You can now hack on wire-cell-python and your changes are immediately made available. If the changes are generally useful, please consider making a PR!

Production

We run from containers. Eg, as a mongo docker command that runs snakemake in the toyzero container.

$ docker run \
  --user user \
  --volume (pwd):/data \
  -ti ls4gan/toyzero:0.3.0 \
  "cd toyzero && \
   snakemake just_tar --notemp -j1 -p \
   --config seed=1234 outdir=/data ntracks=100 nevents=10 wcloglvl=debug threads=8"

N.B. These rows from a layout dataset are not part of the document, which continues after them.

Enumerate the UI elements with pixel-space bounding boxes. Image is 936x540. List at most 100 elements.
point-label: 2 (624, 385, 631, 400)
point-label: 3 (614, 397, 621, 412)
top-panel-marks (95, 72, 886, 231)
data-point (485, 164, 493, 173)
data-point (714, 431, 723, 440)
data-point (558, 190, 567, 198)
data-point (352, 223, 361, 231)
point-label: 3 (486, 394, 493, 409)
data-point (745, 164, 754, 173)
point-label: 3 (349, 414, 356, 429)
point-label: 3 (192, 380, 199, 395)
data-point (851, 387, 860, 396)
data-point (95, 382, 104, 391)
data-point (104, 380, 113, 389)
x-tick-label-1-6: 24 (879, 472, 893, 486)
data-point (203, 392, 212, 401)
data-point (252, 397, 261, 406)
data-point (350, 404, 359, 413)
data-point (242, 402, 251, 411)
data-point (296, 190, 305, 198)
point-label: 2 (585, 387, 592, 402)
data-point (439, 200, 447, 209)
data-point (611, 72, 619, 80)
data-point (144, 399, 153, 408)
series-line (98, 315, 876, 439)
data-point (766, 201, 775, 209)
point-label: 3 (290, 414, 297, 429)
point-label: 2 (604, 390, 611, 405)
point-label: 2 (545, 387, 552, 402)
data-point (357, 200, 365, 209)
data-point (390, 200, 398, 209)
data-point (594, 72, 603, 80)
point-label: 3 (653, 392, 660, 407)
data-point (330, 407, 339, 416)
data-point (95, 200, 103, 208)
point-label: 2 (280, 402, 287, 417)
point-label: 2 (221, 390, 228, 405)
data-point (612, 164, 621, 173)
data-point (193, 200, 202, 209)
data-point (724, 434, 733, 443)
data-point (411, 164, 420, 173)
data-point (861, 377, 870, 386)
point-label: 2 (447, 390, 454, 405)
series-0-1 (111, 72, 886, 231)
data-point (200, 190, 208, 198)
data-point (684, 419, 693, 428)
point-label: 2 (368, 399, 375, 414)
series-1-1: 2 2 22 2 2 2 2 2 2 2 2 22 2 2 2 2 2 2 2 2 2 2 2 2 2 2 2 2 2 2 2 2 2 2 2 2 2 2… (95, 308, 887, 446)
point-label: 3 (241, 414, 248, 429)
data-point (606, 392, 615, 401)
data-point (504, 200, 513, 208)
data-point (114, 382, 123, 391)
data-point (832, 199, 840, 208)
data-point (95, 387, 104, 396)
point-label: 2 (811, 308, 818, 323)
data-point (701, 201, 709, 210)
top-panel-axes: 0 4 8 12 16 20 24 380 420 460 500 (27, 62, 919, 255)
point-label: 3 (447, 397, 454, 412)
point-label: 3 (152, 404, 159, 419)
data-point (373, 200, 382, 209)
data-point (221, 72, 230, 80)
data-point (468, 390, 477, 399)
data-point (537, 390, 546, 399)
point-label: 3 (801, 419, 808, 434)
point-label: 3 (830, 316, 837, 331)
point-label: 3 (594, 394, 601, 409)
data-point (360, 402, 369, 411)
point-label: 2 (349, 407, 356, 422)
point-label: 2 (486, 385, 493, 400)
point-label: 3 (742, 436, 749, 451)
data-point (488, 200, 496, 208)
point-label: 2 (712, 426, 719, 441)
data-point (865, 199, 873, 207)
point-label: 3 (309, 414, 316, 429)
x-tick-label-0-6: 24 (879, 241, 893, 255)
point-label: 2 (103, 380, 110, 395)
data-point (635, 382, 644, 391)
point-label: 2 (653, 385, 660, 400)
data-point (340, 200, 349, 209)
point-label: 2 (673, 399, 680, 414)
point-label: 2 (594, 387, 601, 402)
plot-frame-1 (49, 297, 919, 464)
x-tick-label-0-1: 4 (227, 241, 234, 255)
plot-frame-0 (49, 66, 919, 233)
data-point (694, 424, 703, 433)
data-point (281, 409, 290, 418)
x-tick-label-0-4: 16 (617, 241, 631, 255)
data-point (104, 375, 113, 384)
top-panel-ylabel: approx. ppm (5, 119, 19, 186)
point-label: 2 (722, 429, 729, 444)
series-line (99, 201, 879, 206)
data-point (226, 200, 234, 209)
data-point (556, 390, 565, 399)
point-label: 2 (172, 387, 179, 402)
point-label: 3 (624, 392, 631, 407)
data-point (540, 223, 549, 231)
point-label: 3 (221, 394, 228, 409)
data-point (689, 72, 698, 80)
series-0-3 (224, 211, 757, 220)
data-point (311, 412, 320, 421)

Or, one layer down in the wirecell container, assuming you have toyzero checked out locally:

$ cd .. # parent holding local toyzero/
$ mkdir run
$ cd run/
$ cp -a ../toyzero/{Snakefile,cfg,toyzero.yaml} .
$ docker run \
    --user user \
    --volume (pwd):/data \
    -ti ls4gan/wirecell:0.16.0 \
    "cd /data && \
     snakemake just_tar -j1 -p \
     --config seed=1234 ntracks=100 nevents=10 wcloglvl=debug threads=8"
$ ls -l toyzero-100-10-1234.tar

Note: will likely want to set threads=1 for batch and MUST set seed=XYZ uniquely for each submission. The outdir setting may be used if output should not go to the CWD. The tar file base name can be controlled with outname. Intermediate files that eventually go in to the tar file land in {outdir}/seed-{seed}/. The ./.snakemake/ directory receives snakemake control and log files. If run with --notemp then (ironically, should be named --yestemp) temporary files marked with temp() in the Snakefile are kept.